Jarman’s angriest film, a striking collage of Super 8mm, home video footage, and new material, is a distressing, nightmarish vision of a country which had, under Thatcher’s rule in the 1980s, as the director saw it, become a homophobic, repressive state. The film is an assault of images, some ugly, some perversely beautiful. In the most unforgettable sequence, Tilda Swinton’s Bride tears off her wedding dress in a fit of despair and grief, before leaving the country for a better world, in emulation of the emigrating couple depicted in Ford Madox Brown’s famous painting of the same name, which inspired Jarman to make the film.

The Garden 

Thursday 12th (18.30)

Film info: 92 mins, UK-Germany-Japan, 1990, Digital.

Diagnosed with the HIV virus in the mid-1980s, Jarman’s health was in decline when he came to create this contemplative, self-reflexive reverie on sexual repression, religious iconography and mortality. Filmed on delicate Super 8mm in the environs of Prospect Cottage, the director’s sparsely furnished home, close to a nuclear power plant on the barren, windswept Dungeness coastline, The Garden offers insight into Jarman’s interior world, shifting from the personal to the political in its consideration of his recurring themes, utilising a cast of religious figures including Jesus, Judas and the Madonna, played by frequent muse Tilda Swinton.

Edward II

Saturday 14th (13.30)

Film info: 91 mins, UK-Japan, 1991, Digital.

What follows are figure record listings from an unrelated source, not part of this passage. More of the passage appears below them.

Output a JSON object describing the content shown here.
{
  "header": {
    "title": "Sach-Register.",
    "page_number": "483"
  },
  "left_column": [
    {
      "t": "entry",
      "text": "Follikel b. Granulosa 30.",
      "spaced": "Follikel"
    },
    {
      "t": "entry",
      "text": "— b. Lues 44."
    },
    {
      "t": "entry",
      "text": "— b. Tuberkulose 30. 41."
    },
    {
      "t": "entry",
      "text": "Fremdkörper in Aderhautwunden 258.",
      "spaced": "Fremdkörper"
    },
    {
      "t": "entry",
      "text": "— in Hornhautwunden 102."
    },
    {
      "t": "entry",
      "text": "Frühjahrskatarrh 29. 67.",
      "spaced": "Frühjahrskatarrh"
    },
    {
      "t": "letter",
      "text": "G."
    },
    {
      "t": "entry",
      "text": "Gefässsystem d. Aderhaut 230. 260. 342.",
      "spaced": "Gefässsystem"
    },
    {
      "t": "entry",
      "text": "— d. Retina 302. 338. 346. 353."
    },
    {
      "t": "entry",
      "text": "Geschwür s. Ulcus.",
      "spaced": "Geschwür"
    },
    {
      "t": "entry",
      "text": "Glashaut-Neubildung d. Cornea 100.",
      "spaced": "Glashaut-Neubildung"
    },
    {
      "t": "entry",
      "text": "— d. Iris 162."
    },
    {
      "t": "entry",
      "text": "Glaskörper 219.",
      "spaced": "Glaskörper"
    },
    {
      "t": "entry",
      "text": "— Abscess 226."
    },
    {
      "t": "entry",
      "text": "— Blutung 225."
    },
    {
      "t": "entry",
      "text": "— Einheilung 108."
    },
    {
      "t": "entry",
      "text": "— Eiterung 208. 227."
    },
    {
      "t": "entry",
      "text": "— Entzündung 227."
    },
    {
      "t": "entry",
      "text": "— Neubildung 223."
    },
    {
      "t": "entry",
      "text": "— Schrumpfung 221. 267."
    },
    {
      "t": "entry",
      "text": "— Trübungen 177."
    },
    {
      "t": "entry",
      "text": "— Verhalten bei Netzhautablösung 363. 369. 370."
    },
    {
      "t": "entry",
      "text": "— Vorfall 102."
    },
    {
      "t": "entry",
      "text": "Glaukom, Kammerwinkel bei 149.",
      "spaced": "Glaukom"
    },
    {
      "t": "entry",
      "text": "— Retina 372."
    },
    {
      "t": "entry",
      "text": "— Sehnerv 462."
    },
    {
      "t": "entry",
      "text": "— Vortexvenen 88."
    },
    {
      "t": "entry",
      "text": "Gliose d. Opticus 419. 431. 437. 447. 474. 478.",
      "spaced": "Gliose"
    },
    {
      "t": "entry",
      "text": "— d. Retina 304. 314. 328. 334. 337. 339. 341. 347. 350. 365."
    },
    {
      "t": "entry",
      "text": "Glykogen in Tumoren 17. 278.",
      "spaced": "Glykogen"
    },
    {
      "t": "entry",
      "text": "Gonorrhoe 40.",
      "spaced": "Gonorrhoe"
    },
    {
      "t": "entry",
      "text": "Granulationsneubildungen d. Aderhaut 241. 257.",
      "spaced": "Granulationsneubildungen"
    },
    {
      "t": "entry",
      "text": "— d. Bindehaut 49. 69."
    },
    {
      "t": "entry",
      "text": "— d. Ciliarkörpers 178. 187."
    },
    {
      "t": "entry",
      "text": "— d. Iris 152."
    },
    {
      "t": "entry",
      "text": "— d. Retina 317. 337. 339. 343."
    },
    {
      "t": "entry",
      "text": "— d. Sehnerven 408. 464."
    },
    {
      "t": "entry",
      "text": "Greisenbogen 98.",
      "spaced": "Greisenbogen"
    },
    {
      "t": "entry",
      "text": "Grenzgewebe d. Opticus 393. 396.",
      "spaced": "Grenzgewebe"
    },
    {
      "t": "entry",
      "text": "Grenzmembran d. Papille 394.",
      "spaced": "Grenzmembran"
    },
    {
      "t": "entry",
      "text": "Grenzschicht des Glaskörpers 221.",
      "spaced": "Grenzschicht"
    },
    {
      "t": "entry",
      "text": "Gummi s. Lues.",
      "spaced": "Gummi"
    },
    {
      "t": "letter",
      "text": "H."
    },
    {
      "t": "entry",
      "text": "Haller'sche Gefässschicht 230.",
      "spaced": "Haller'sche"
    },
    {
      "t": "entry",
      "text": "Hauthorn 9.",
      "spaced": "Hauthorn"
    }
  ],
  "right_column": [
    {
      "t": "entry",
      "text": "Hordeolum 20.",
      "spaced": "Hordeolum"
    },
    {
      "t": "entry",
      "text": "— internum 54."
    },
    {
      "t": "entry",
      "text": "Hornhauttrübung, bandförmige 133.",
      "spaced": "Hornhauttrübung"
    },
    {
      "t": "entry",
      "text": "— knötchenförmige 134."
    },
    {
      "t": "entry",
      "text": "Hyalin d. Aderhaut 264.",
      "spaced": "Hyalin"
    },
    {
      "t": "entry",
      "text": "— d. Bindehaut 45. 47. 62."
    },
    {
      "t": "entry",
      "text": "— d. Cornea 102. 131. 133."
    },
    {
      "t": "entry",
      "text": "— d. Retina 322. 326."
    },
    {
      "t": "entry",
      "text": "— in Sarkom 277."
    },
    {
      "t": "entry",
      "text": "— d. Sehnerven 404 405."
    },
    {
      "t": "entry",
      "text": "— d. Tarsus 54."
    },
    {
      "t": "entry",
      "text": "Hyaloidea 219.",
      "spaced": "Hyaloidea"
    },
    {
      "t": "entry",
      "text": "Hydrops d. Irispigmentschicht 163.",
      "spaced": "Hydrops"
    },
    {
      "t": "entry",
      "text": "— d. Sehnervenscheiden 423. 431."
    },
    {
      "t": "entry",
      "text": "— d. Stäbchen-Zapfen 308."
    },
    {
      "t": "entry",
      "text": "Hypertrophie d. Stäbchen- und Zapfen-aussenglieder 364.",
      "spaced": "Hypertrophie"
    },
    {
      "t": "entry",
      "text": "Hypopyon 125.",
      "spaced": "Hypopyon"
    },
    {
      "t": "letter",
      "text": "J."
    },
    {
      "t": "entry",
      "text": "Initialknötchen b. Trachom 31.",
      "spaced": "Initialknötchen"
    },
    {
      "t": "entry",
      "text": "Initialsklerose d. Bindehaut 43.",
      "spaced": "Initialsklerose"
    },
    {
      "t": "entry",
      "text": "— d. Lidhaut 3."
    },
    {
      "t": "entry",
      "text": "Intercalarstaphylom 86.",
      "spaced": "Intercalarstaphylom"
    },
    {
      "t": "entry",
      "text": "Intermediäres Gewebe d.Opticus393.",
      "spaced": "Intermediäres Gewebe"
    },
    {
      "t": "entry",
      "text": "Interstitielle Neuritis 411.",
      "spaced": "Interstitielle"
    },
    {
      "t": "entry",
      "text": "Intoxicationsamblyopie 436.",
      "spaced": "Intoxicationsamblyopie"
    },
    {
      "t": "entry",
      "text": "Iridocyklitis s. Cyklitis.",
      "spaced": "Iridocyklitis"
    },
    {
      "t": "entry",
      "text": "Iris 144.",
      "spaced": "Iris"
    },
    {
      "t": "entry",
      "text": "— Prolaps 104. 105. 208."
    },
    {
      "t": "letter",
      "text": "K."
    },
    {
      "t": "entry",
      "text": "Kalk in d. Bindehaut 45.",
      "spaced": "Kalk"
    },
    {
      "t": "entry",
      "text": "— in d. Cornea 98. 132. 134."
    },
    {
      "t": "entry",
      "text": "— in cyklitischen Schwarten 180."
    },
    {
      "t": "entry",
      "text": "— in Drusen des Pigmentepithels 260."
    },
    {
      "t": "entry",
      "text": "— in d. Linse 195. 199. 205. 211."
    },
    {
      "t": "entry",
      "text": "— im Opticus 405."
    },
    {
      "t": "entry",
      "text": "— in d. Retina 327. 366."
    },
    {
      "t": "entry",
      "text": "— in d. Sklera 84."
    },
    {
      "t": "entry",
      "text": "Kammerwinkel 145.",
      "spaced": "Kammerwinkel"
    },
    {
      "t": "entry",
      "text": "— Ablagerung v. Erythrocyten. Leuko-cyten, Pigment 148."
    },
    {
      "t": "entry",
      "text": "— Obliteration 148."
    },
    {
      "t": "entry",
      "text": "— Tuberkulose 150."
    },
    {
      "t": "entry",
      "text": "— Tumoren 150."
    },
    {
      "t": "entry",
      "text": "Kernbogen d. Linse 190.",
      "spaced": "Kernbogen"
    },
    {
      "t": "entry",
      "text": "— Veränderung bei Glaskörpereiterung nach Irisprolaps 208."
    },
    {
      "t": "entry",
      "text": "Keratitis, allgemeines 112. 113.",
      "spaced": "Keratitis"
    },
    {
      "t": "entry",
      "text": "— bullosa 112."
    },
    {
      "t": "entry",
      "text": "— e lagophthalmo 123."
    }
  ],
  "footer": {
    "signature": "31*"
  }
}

In adapting Christopher Marlowe’s Elizabethan drama for the screen, Jarman forefronts the play’s homosexual themes, adding relevance through pointed anachronisms in the staging, mixing contemporary and medieval props and clothing. Jarman takes the plot, which revolves around the King’s (Steven Waddington) infatuation with Piers Gaveston (Andrew Tiernan), which proved to be his downfall, and renders it thrillingly modern – at one point Edward’s army are depicted as the contemporary gay rights activist group, OutRage! Edward II is often cited a key film of the New Queer Cinema cycle of the early 1990s, alongside My own Private Idaho, Young Soul Rebels and Poison.

Wittgenstein

Sunday 15th (13.30)

Film info: 72 mins, UK-Japan, 1993, Digital.

Derek Jarman’s penultimate film was a theatrical, highly imaginative biopic of the philosopher Ludwig Wittgenstein, based on a screenplay by the radical literary theorist Terry Eagleton. Commissioned by Channel 4, and working from a meagre budget as he so often had to, Wittgenstein is full of arresting visuals and bold performances from Tilda Swinton, Michael Gough and Karl Johnson, who brilliantly captures the troubled, homosexual philosopher in all of his torment and drama. The film was to be Jarman’s final narrative feature before complications with AIDS rendered him partially blind, though he made the extraordinary Blue before his death in 1994.


PROTEST! monograph on Derek Jarman

PROTEST! monograph on Derek Jarman, published by Thames and Hudson, 2020

IMMA and Thames and Hudson will publish a major new monograph on Derek Jarman to accompany the retrospective, covering Jarman’s artistic development as well as reflecting on his life and legacy. The book will feature contributions from Seán Kissane, Curator, IMMA; Sir Norman Rosenthal; Jonny Bruce, gardener and journalist; Professor Robert Mills, University of London; Jon Savage, music critic and writer; Michael Charlesworth, an authority on landscape and the history of gardens and author of the book ‘Derek Jarman, Critical Lives’, and writers Olivia Laing and Philip Hoare.